Не дослушав его, Никольская тут же убежала за кулисы.
— Э-э-э… — растерялся Александр Александрович, глядя ей вслед, — я, собственно говоря, собирался сделать еще ряд замечаний. Задать, так сказать, работу вашему мышлению в надежде, что за стенами театра ваши умы испытают некое прояснение… Ну да ладно. Итак, что я собирался сказать?
Что собирался сказать господин Корсаков, я так и не услышала, потому что посчитала правильным выскользнуть со сцены вслед за Никольской. Надеюсь, что никаких замечаний для меня в его речи не будет. А на крайний случай мне все дедушка перескажет. Мне же показалось очень важным узнать, куда так срочно и в таком необычном расположении духа направится госпожа Никольская. Я еще успела застать ее выходящей на лестницу, на ходу застегивающей пальто. Я тоже накинула шубку и тоже, застегиваясь на бегу, выскочила на улицу.
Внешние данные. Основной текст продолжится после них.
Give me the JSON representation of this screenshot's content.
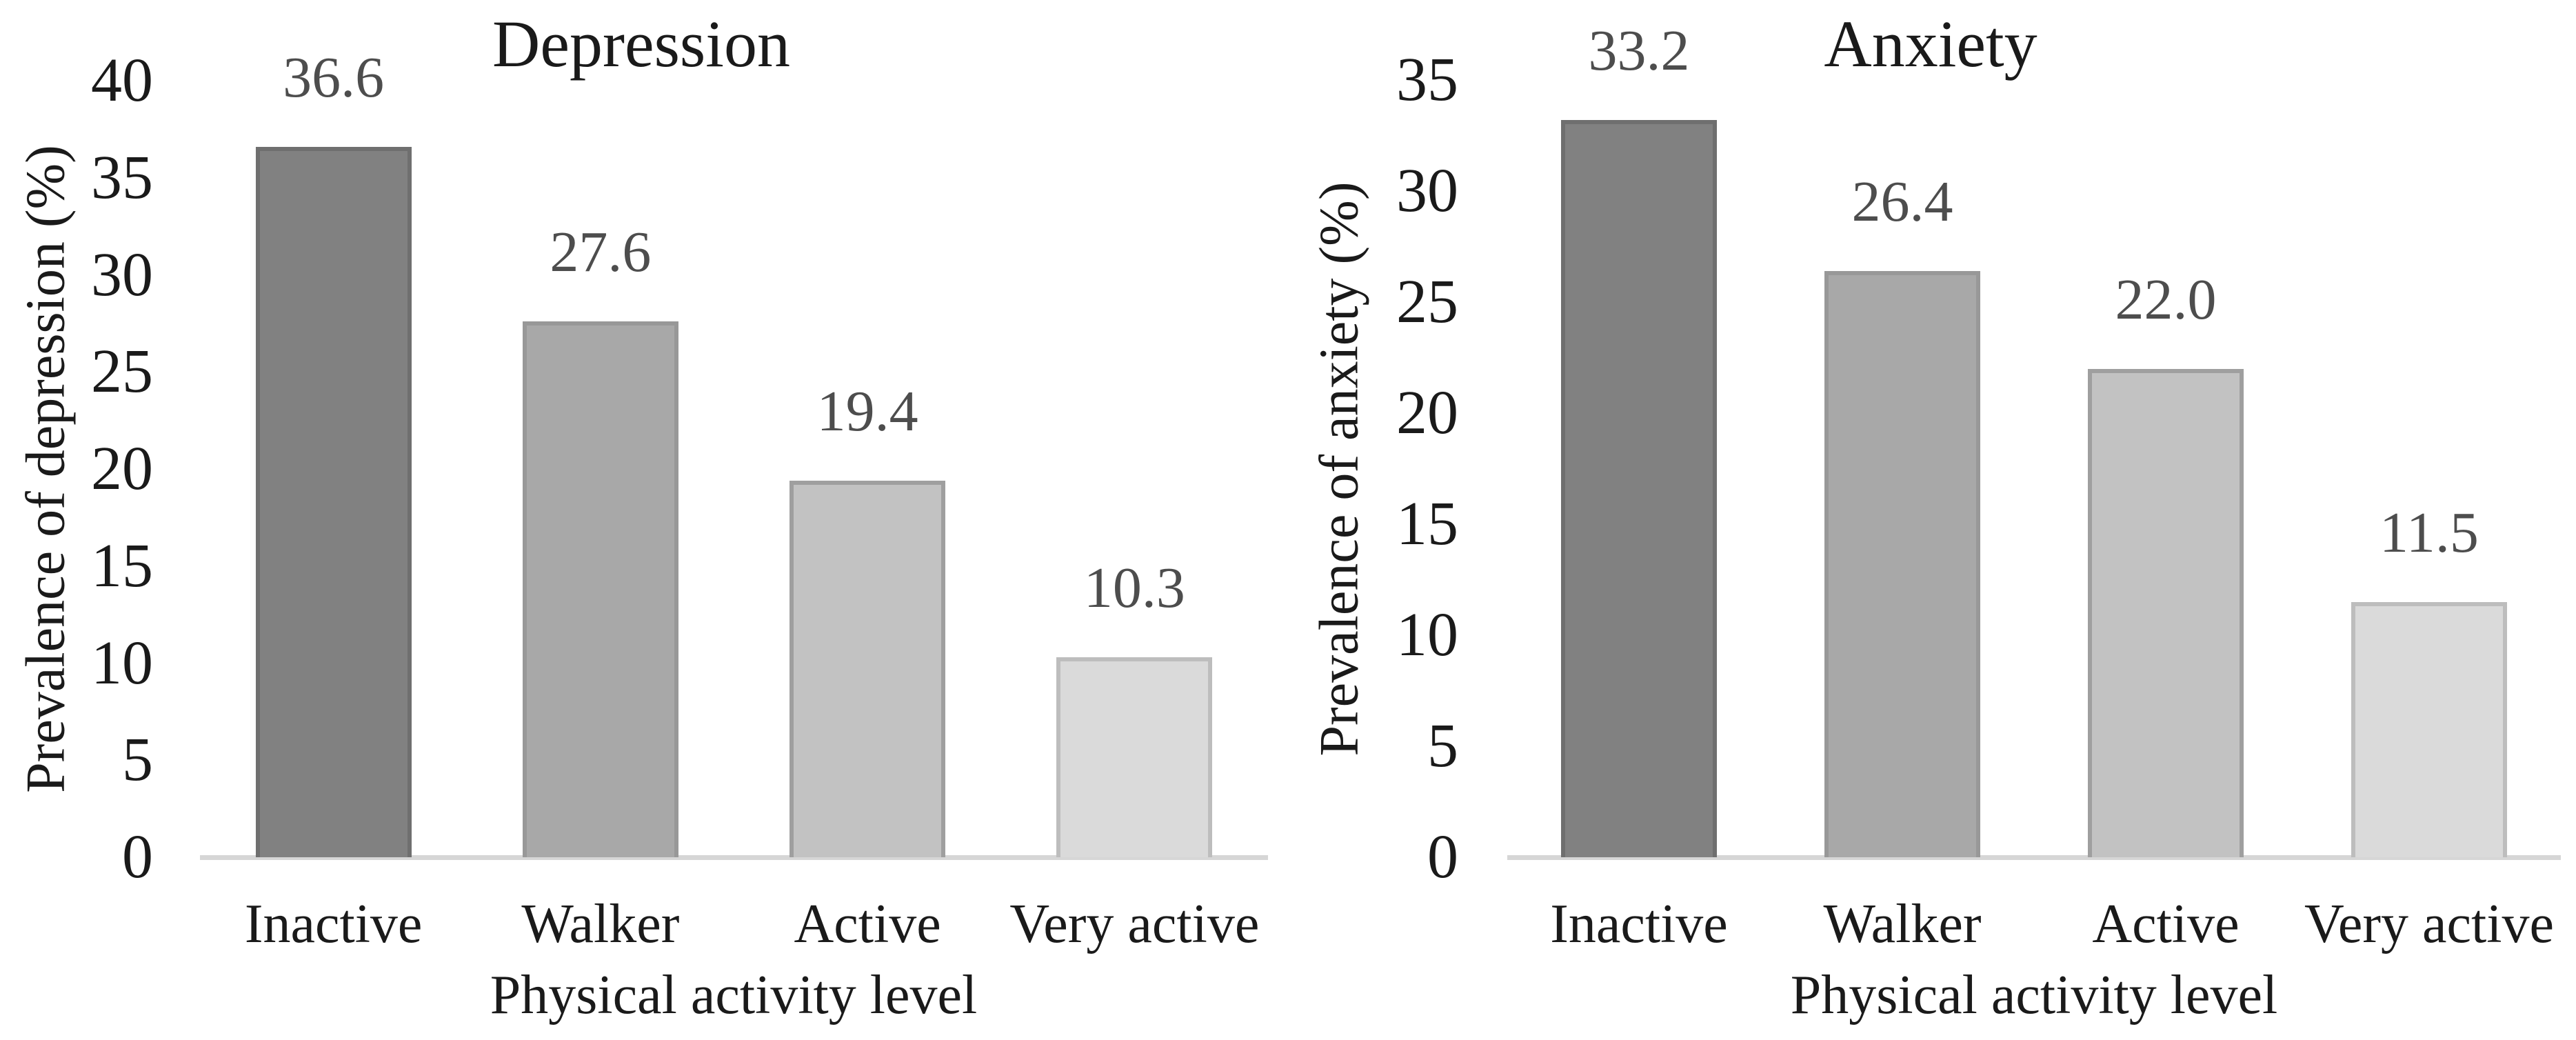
{
  "figure": {
    "background": "#ffffff",
    "axis_line_color": "#d6d6d6",
    "text_color": "#1a1a1a",
    "value_label_color": "#4d4d4d",
    "bar_fill_colors": [
      "#818181",
      "#a8a8a8",
      "#c2c2c2",
      "#dadada"
    ],
    "bar_border_colors": [
      "#6f6f6f",
      "#989898",
      "#9f9f9f",
      "#bdbdbd"
    ]
  },
  "chart_data": [
    {
      "type": "bar",
      "title": "Depression",
      "ylabel": "Prevalence of depression (%)",
      "xlabel": "Physical activity level",
      "categories": [
        "Inactive",
        "Walker",
        "Active",
        "Very active"
      ],
      "values": [
        36.6,
        27.6,
        19.4,
        10.3
      ],
      "value_labels": [
        "36.6",
        "27.6",
        "19.4",
        "10.3"
      ],
      "ylim": [
        0,
        40
      ],
      "ytick_step": 5,
      "yticks": [
        0,
        5,
        10,
        15,
        20,
        25,
        30,
        35,
        40
      ],
      "grid": false,
      "legend": false
    },
    {
      "type": "bar",
      "title": "Anxiety",
      "ylabel": "Prevalence of anxiety (%)",
      "xlabel": "Physical activity level",
      "categories": [
        "Inactive",
        "Walker",
        "Active",
        "Very active"
      ],
      "values": [
        33.2,
        26.4,
        22.0,
        11.5
      ],
      "value_labels": [
        "33.2",
        "26.4",
        "22.0",
        "11.5"
      ],
      "ylim": [
        0,
        35
      ],
      "ytick_step": 5,
      "yticks": [
        0,
        5,
        10,
        15,
        20,
        25,
        30,
        35
      ],
      "grid": false,
      "legend": false
    }
  ]
}
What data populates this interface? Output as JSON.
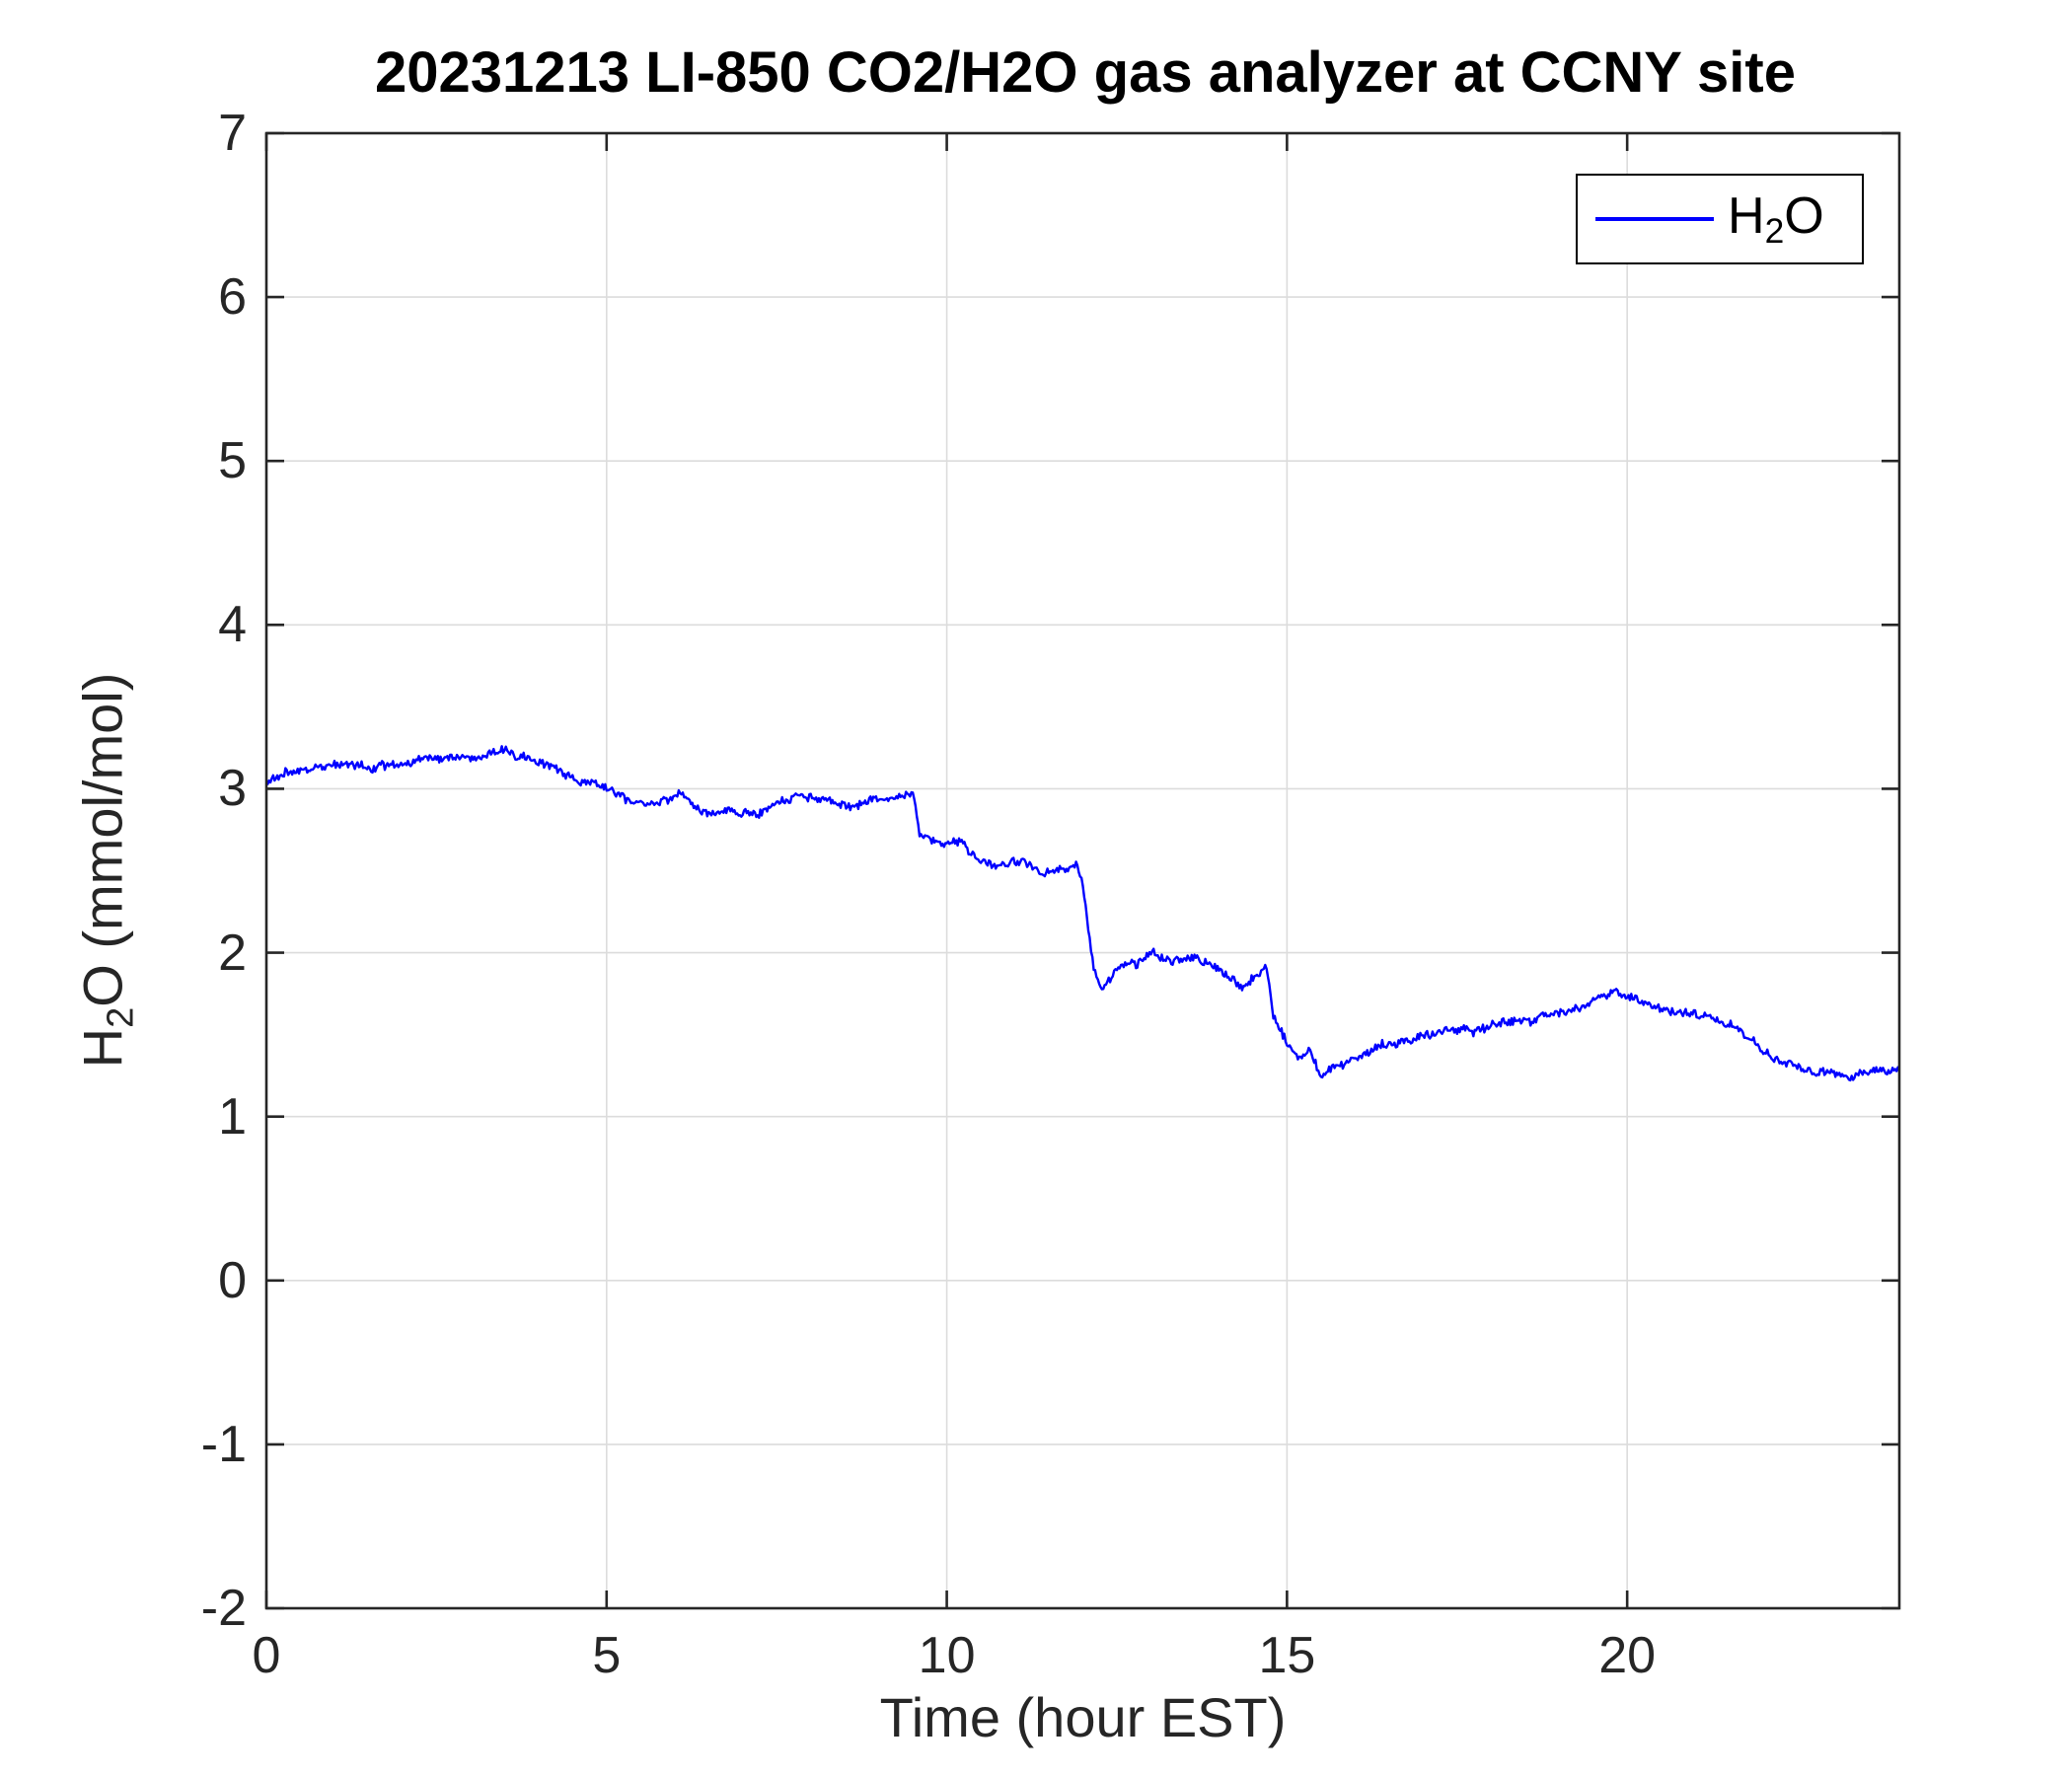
{
  "chart_data": {
    "type": "line",
    "title": "20231213 LI-850 CO2/H2O gas analyzer at CCNY site",
    "xlabel": "Time (hour EST)",
    "ylabel_parts": {
      "pre": "H",
      "sub": "2",
      "post": "O (mmol/mol)"
    },
    "legend": {
      "label_pre": "H",
      "label_sub": "2",
      "label_post": "O"
    },
    "xlim": [
      0,
      24
    ],
    "ylim": [
      -2,
      7
    ],
    "xticks": [
      0,
      5,
      10,
      15,
      20
    ],
    "yticks": [
      -2,
      -1,
      0,
      1,
      2,
      3,
      4,
      5,
      6,
      7
    ],
    "grid": true,
    "grid_color": "#dcdcdc",
    "axis_color": "#262626",
    "line_color": "#0000ff",
    "series": [
      {
        "name": "H2O",
        "anchors_x": [
          0,
          0.5,
          1,
          1.5,
          2,
          2.4,
          3,
          3.5,
          4,
          4.5,
          5,
          5.4,
          5.8,
          6.1,
          6.4,
          6.8,
          7.1,
          7.5,
          7.9,
          8.2,
          8.6,
          9,
          9.3,
          9.5,
          9.6,
          9.9,
          10.2,
          10.5,
          10.8,
          11.1,
          11.4,
          11.7,
          11.9,
          12.0,
          12.15,
          12.3,
          12.5,
          12.8,
          13,
          13.3,
          13.6,
          13.9,
          14.1,
          14.35,
          14.55,
          14.7,
          14.8,
          15.0,
          15.2,
          15.35,
          15.5,
          15.7,
          16,
          16.4,
          16.8,
          17.2,
          17.6,
          18,
          18.4,
          18.8,
          19.2,
          19.6,
          19.85,
          20.1,
          20.4,
          20.8,
          21.2,
          21.5,
          21.8,
          22.1,
          22.4,
          22.8,
          23.2,
          23.5,
          23.8,
          24
        ],
        "anchors_y": [
          3.05,
          3.1,
          3.14,
          3.15,
          3.17,
          3.2,
          3.19,
          3.2,
          3.12,
          3.05,
          2.98,
          2.9,
          2.93,
          3.0,
          2.9,
          2.87,
          2.85,
          2.9,
          2.95,
          2.94,
          2.92,
          2.96,
          3.0,
          3.02,
          2.73,
          2.68,
          2.66,
          2.6,
          2.56,
          2.54,
          2.5,
          2.53,
          2.55,
          2.45,
          1.95,
          1.82,
          1.95,
          1.97,
          2.03,
          1.96,
          2.0,
          1.95,
          1.88,
          1.76,
          1.84,
          1.9,
          1.6,
          1.42,
          1.3,
          1.38,
          1.2,
          1.27,
          1.32,
          1.4,
          1.45,
          1.48,
          1.5,
          1.52,
          1.55,
          1.58,
          1.62,
          1.68,
          1.72,
          1.68,
          1.63,
          1.6,
          1.57,
          1.54,
          1.45,
          1.33,
          1.28,
          1.24,
          1.2,
          1.23,
          1.27,
          1.3
        ],
        "noise_amplitude": 0.025,
        "sample_step_hours": 0.02
      }
    ]
  }
}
Модное яркое пальто Леночки Никольской легко различалось даже на многолюдной в это время улице. Она перебежала дорогу едва не под копытами лошади — из-за чего извозчик грозно прикрикнул на нее — и, не обращая на этот окрик внимания, очень быстро пошла вверх по Садовой.
Чтобы поспеть за ней, мне пришлось тоже перебежать дорогу, не особо заботясь о несущейся мне наперерез тройке. Неожиданно для меня Никольская вдруг резко остановилась и стала кутаться в шаль, одетую по здешней моде под шапочку, и закуталась в нее до самых глаз.
Мы, следуя друг за другом, прошли по Садовой, свернули на Бульварную. А вот на следующем перекрестке она повела себя совсем уж ненормально. Остановилась, потопталась в растерянности, потом стала озираться — не видит ли кто ее, шагнула влево, прошла десять шагов и вновь замерла. Еще раз оглядевшись, она резко развернулась и пошла в обратном направлении, в сторону Верхней Елани. Вскоре она стала присматриваться к редким в этом городе табличкам с названиями улиц и переулков, но ей повезло, потому что нашлась нужная, и ей не понадобилось спрашивать дорогу у прохожих. То, что она не знала дороги, и то, что не хотела о ней расспрашивать, мне было очевидно.
Наконец Никольская свернула в нужный переулок и уже уверенно направилась к небольшому домику в один этаж и в четыре окна на улицу. Выглядело это так, что она узнала этот дом по описанию. Но прежде чем войти, вновь застыла на месте и задумалась, несколько раз посмотрела по сторонам и, лишь убедившись, что ее никто не видит, постучала в дверь и вошла.
На людных Садовой и Бульварной мне, в моей неяркой шубке, легко было затеряться среди прохожих. На том перекрестке, где Елена впервые начала оглядываться, мне очень кстати подвернулась группа студентов, о чем-то оживленно беседующих, за ними я и скрылась из виду преследуемой. Здесь же я едва не попалась. Переулок был безлюден, и мне едва-едва удалось втиснуться за приоткрытую створку ворот. Зато место для наблюдения оказалось удобным — мне через щели в воротах все видно, а меня не видно никому.